Vários aspectos positivos e negativos, obviamente, marcaram o ano, uns mais salientes que outros. Vale aqui enaltecer a atitude do povo que desta vez decidiu não esperar pela burocracia governamental para atribuir o estatuto de herói a José Sayovo, ele que trouxe ao país várias medalhas, títulos e muito orgulho. Em Benguela (ainda não ouvi de outro sítio), os mototaxistas, vulgo Kupapatas, foram baptizados de Sayovo. Quando começou, apenas as motorizadas de marca Delop eram “Sayovos”, uma comparação à força e velocidade do nosso recordista. “Sayovo” não é quem vai ao volante, mas quem é levado”, defendiam-se os mototaxistas pondo-se na condição de guia. Decerto vai levar tempo a metamorfose de kupapatas para “Sayovo”, mas é um dado adquirido. As Yamaha 50 da antiga Lusolanda são “Agostinho Neto”, enquanto as modernas são “Sayovo”.
2.ª Parte
A agitação social de que me referi no primeiro parágrafo sentiu-se também nas estradas. Inúmeros acidentes envolvendo táxis, motorizadas, e autocarros aconteceram nas vias Lobito-Benguela e Lobito-Luanda, resultando em vários feridos e danos materiais consideráveis. Triste, muito triste, a morte massiva de homens e mulheres, agora nessa fase de reconstrução nacional em que cada um deve juntar seu tijolo na obra da pátria. Muitos se recusam a compreender ou pelo menos aceitar a fatalidade, encarando-a como um castigo bíblico não merecido. Os cristãos encaram a morte como um caminho para junto de Deus, já que somos passageiros e não sobrará pedra sobre pedra na face da terra. Os supersticiosos julgam bastante perigoso viajar a partir de Agosto. Outros ainda defendem que as mortes massivas são naturais e continuarão a acontecer, uma vez que a guerra terminou e, tal como a flor morre para dar lugar ao fruto, a mortalidade fertiliza a natalidade. Eu cá já não sei por onde seguir, só sei que a vida segue sem parar.

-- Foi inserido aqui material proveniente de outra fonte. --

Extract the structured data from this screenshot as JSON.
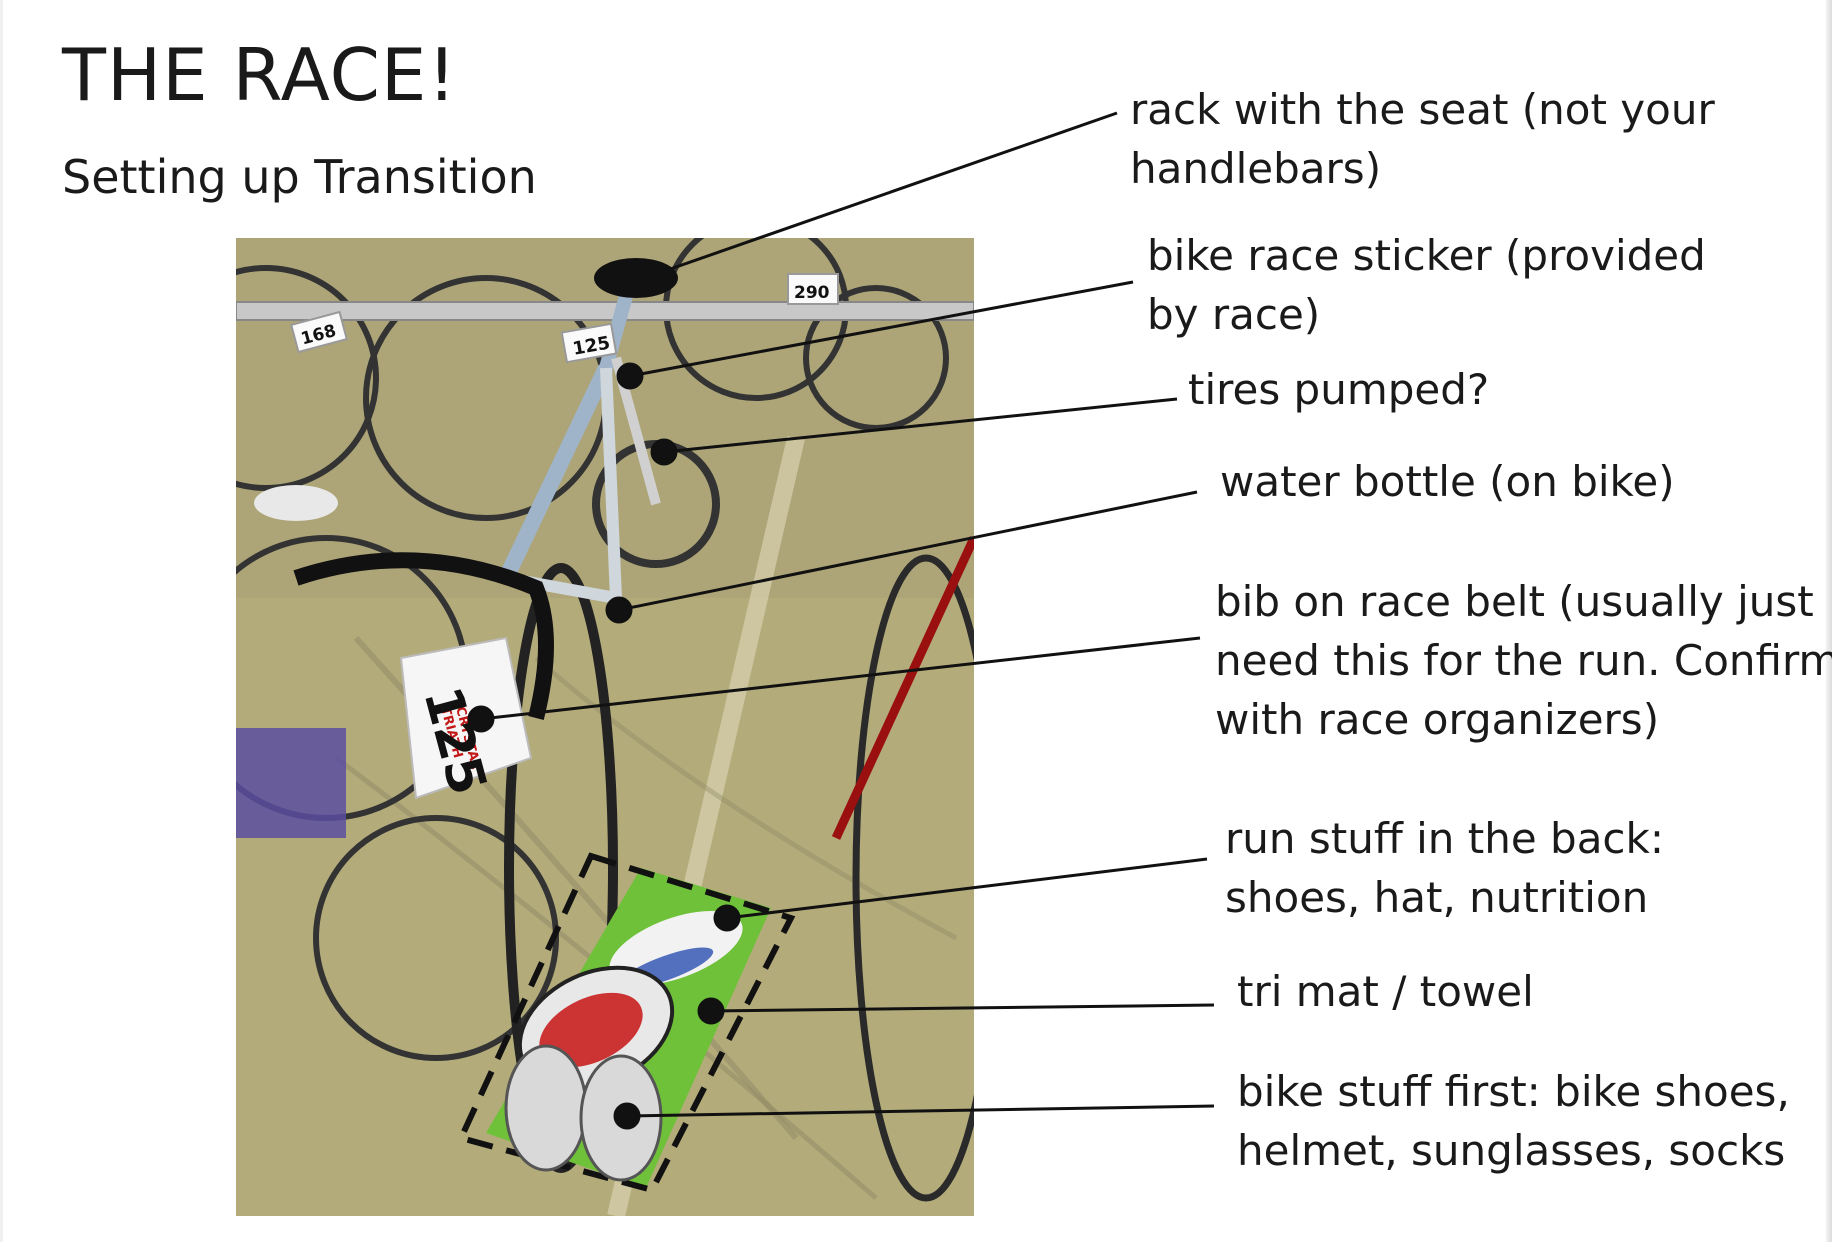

Eu vi 2005 nascer no céu e nos olhares dos kotas e jovens. Enquanto filmava a festa de Reveillon do meu bairro, testemunhei emoções fortes de pessoas agastadas com as agruras de 2004. Tal como uma criança queixa-se à mãe chegada do serviço por tudo que lhe aconteceu durante o dia, o novo ano trazia o alento. Milhões de desejos foram feitos, muito saldo gasto nas mensagens e telefonemas de “Feliz Natal e Próspero Ano Novo”. À meia-noite, na hora dos Kandandus, uns saltavam por terem chegado lá, outros saltavam porque fervilhava no organismo o álcool. Tanta tem sido a cerveja nas festas que cedo desmancha a estética feminina: elas chegam elegantes, roupinhas justas… até “entornarem” muita cerveja e a barriga já não respeitar o tamanho da blusa, parecendo-se mais com a cabeça da cobra quando engole um sapo. Também tenho meus defeitos, mas acho que as damas devem contribuir para que sejam honradas.
Na hora do balanço, ainda na primeira quinzena de Fevereiro de 2005, reforçam-se os receios. Demasiado calor, muitos amigos meus doentes, quase todo o mundo a se queixar de cansaço, enfim. Os “Sayovos” tornaram-se mortais nos acidentes, só no Lobito e Catumbela morreram mais de três pessoas e outras ficaram feridas em menos de cinco acidentes. Por outro lado, nem mesmo o facto de a actual Miss Angola ser da Zona4, bairros do São João e Santa-Cruz – Lobito, influenciou para uma intervenção urgente no saneamento básico da área. Ali, só as chuvas deste fim-de-semana desalojaram pelo menos três famílias, uma criança faleceu, enquanto a queda de um poste deixa mais de 700 famílias privadas de energia eléctrica.
No campo da Educação, o Instituto Médio Normal de Educação (IMNE) do Lobito anunciou 179 vagas apenas para o período nocturno, devido à escassez de salas de aulas. A grande novidade vem da Universidade Agostinho Neto que coordenará, em paralelo com o CUB (Centro Universitário de Benguela), mais uma unidade acabada de surgir, com instalações próprias e sem propinas, no quadro do Projecto de Desenvolvimento do Ensino Superior em Benguela (Prodesb). Engenharia informática, economia, etc., são das especialidades para o ano lectivo 2005. Na sua experiência como universidade privada, o Prodesb fracassou em 2003, altura em que ministrou o ano zero nas antigas instalações da Alliance Française de Benguela, praticando a propina mensal de USD 30.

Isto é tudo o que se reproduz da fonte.